Di sisi lain, Jubir Kementerian Luar Negeri Tiongkok Zhao Lijian menyebut Lawrence tidak mengidentifikasi dirinya sebagai jurnalis. Pun tidak menunjukkan identitas pers dengan sukarela. Karena itulah dia sempat ditahan. Zhao meminta media internasional untuk mengikuti hukum dan aturan yang berlaku di Tiongkok.
”Kami percaya, dengan kepemimpinan Partai Komunis Tiongkok dan kerja sama serta dukungan rakyat, perjuangan kita melawan Covid-19 akan berhasil,” ujarnya
Zhao menambahkan, pembatasan di Urumqi mulai dicabut secara bertahap. Kebakaran yang menewaskan 10 orang di kota itulah yang memicu massa turun ke jalan. Mulai kemarin, paket-paket sudah bisa beroperasi dan melakukan pengantaran.
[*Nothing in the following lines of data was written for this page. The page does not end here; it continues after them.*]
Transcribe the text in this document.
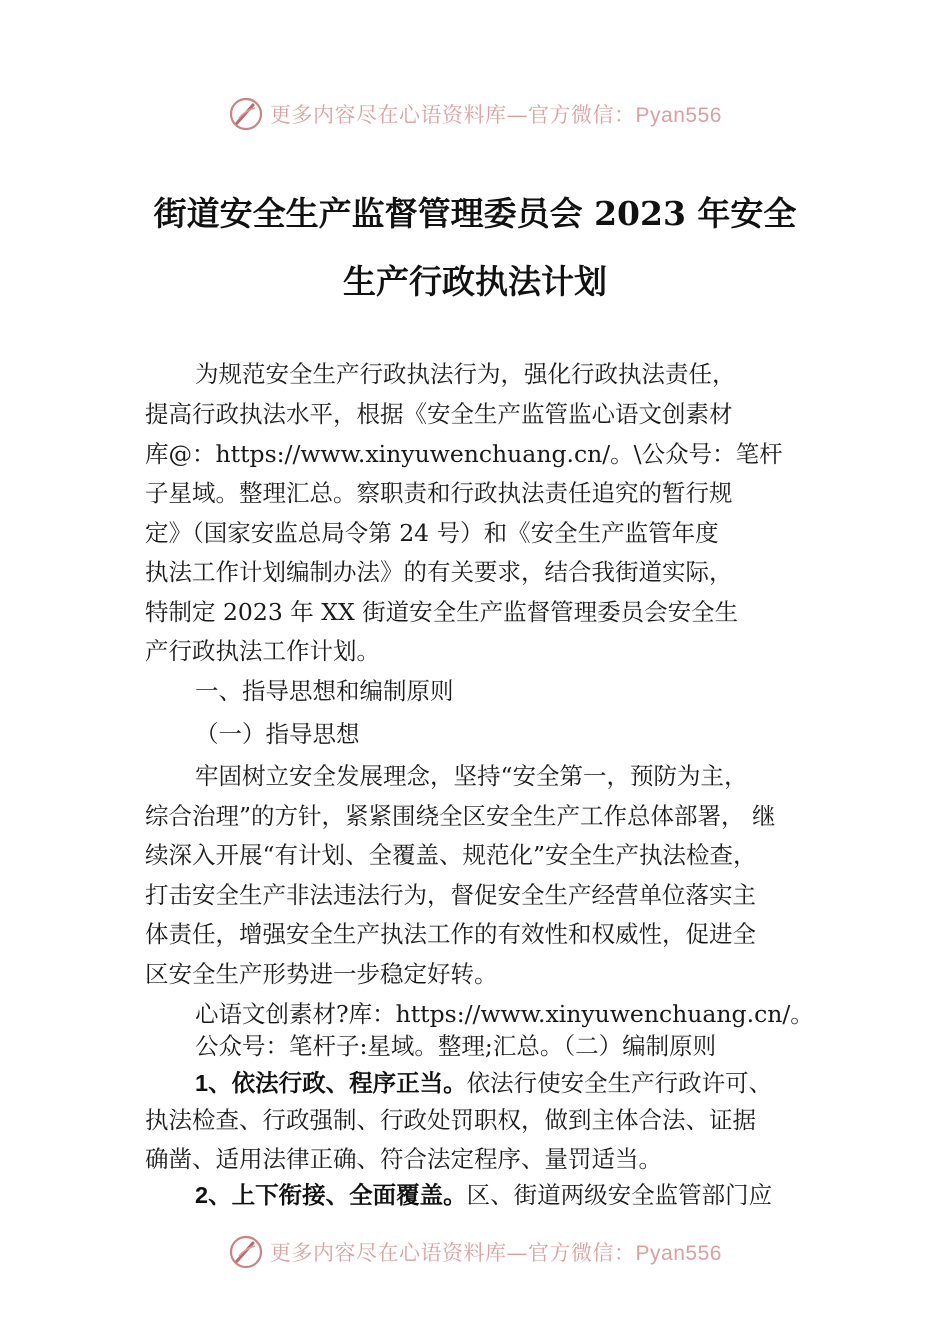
更多内容尽在心语资料库—官方微信：Pyan556
街道安全生产监督管理委员会 2023 年安全
生产行政执法计划
为规范安全生产行政执法行为，强化行政执法责任，
提高行政执法水平，根据《安全生产监管监心语文创素材
库@：https://www.xinyuwenchuang.cn/。\公众号：笔杆
子星域。整理汇总。察职责和行政执法责任追究的暂行规
定》（国家安监总局令第 24 号）和《安全生产监管年度
执法工作计划编制办法》的有关要求，结合我街道实际，
特制定 2023 年 XX 街道安全生产监督管理委员会安全生
产行政执法工作计划。
一、指导思想和编制原则
（一）指导思想
牢固树立安全发展理念，坚持“安全第一，预防为主，
综合治理”的方针，紧紧围绕全区安全生产工作总体部署， 继
续深入开展“有计划、全覆盖、规范化”安全生产执法检查，
打击安全生产非法违法行为，督促安全生产经营单位落实主
体责任，增强安全生产执法工作的有效性和权威性，促进全
区安全生产形势进一步稳定好转。
心语文创素材?库：https://www.xinyuwenchuang.cn/。
公众号：笔杆子:星域。整理;汇总。（二）编制原则
1、依法行政、程序正当。依法行使安全生产行政许可、
执法检查、行政强制、行政处罚职权，做到主体合法、证据
确凿、适用法律正确、符合法定程序、量罚适当。
2、上下衔接、全面覆盖。区、街道两级安全监管部门应
更多内容尽在心语资料库—官方微信：Pyan556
Sejak Senin (28/11), personel kepolisian dalam jumlah besar berjaga di lokasi-lokasi yang sebelumnya jadi tempat aksi protes. Mereka memasang pembatas di sepanjang jalan. Salah satu titik yang dijaga ketat adalah Jalan Wulumuqi, Shanghai. Polisi berpatroli secara bergilir. Toko dan kafe di daerah itu juga diminta tutup.
Orang-orang yang melewati area itu tidak diizinkan memotret atau mengambil video. Jika melakukan, polisi akan meminta mereka menghapusnya. Sensor ketat di media sosial juga dilakukan. Semua hal terkait Jalan Wulumuqi dan demo kebijakan Covid-19 disensor.
”Yang membuat kami keberatan adalah pembatasan hak-hak manusia atas nama pencegahan virus dan pembatasan kebebasan individu serta mata pencaharian masyarakat,” ucap Jason Sun, mahasiswa di Shanghai.
Sementara itu di Hongkong, aksi protes terjadi di University of Hong Kong (HKU) pada minggu petang. Sebagian orang membagikan pamflet dan lainnya melakukan aksi diam berjajar sambil membawa kertas putih yang menjadi sindiran atas sensor ketat Tiongkok. Pihak HKU sampai memanggil polisi untuk membubarkan demonstran.
Aksi solidaritas untuk memprotes kebijakan nol Covid-19 Tiongkok telah menyebar ke selusin kota di seluruh dunia. Mulai London, Paris, Tokyo, hingga Sydney. Mayoritas yang turun ke jalan adalah ekspatriat dan mahasiswa.
Mahasiswa pascasarjana Chiang Seeta yang mengoordinasi demo di Paris, Prancis, mengungkapkan bahwa aksi solidaritas itu adalah hal yang harus dilakukan. ”Ketika melihat begitu banyak warga dan pelajar Tiongkok turun ke jalan, perasaan saya adalah mereka memikul lebih banyak dari yang harus kita tanggung,” katanya, seperti dikutip The Straits Times. Karena itu, meski dilakukan dari luar negeri, dia dan teman-temannya tetap ingin memberikan dukungan.